Sopa con garbanzos

by Julen

Era muy habitual que el domingo marcháramos de excursión con mis padres. Mi madre era la que conducía el coche y teníamos algunos destinos habituales que repetíamos en una especie de liturgia dominical. Sin embargo, de vez en cuando, no sé muy bien por qué, nos quedábamos en casa. Quizá el mal tiempo o alguna obligación que a mí se  me escapaba obligaba a ello.

Muchos de aquellos domingos en casa eran días de sopa con garbanzos. El caldo había exigido el sacrificio previo de una gallina.
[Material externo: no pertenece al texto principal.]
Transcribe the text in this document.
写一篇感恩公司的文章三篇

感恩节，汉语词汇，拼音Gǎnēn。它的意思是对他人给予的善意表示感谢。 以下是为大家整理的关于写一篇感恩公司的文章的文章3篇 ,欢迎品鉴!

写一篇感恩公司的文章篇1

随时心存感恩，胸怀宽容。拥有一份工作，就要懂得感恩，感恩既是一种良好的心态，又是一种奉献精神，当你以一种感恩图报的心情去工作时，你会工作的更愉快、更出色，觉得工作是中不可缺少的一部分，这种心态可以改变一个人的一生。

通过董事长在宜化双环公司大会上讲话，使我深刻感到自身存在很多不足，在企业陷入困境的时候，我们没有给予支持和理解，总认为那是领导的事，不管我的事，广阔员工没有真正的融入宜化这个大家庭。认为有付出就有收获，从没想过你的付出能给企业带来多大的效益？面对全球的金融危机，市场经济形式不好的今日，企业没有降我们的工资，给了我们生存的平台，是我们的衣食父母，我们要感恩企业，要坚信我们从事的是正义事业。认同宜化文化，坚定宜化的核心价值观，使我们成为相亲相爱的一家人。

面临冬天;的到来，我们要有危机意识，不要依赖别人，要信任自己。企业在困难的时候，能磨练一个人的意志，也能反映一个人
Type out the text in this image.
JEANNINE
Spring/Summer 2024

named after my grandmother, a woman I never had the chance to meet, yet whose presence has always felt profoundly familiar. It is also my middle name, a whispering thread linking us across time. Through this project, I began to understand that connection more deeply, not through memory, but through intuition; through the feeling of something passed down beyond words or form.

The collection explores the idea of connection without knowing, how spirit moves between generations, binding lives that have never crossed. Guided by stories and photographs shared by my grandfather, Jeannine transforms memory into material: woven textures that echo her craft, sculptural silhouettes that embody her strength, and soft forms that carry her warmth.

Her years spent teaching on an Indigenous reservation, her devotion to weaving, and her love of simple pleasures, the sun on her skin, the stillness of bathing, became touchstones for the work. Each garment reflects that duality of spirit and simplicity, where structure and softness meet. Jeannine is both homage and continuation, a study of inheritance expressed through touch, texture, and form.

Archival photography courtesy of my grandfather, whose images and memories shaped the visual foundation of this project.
Había animales que en casa caían claramente en la categoría «comestible». Les pasaba a los conejos, a las gallinas e incluso a los pichones. De todos ellos, las gallinas (o los pollos) eran los que con más frecuencia acababan en nuestros platos.

Aquella sopa venía de un caldo de gallina y, por supuesto, nuestra infancia está repleta de animales sacrificados. Allá estábamos nosotros para colocar el katilu y recoger la sangre tras un certero tajo en el cuello, cerca de la cresta. Lo veíamos de la forma más natural. Formaba parte de la vida familiar. Sabíamos que aquellos animales estaban allí para eso, para acabar como alimento cotidiano.

La sopa con garbanzos marcaba, desconozco el motivo, una cierta jerarquía en nuestras comidas. Como digo, era comida de domingo, una especie de momento especial. Siempre teníamos nuestras peleas por el espesor de aquella sopa (podía contener más o menos fideo), pero se dejaba querer. Eran domingos diferentes. Luego después de terminar de comer quizá había tiempo de pasear por las campas de los alrededores con mi abuelo. Todo un lujo.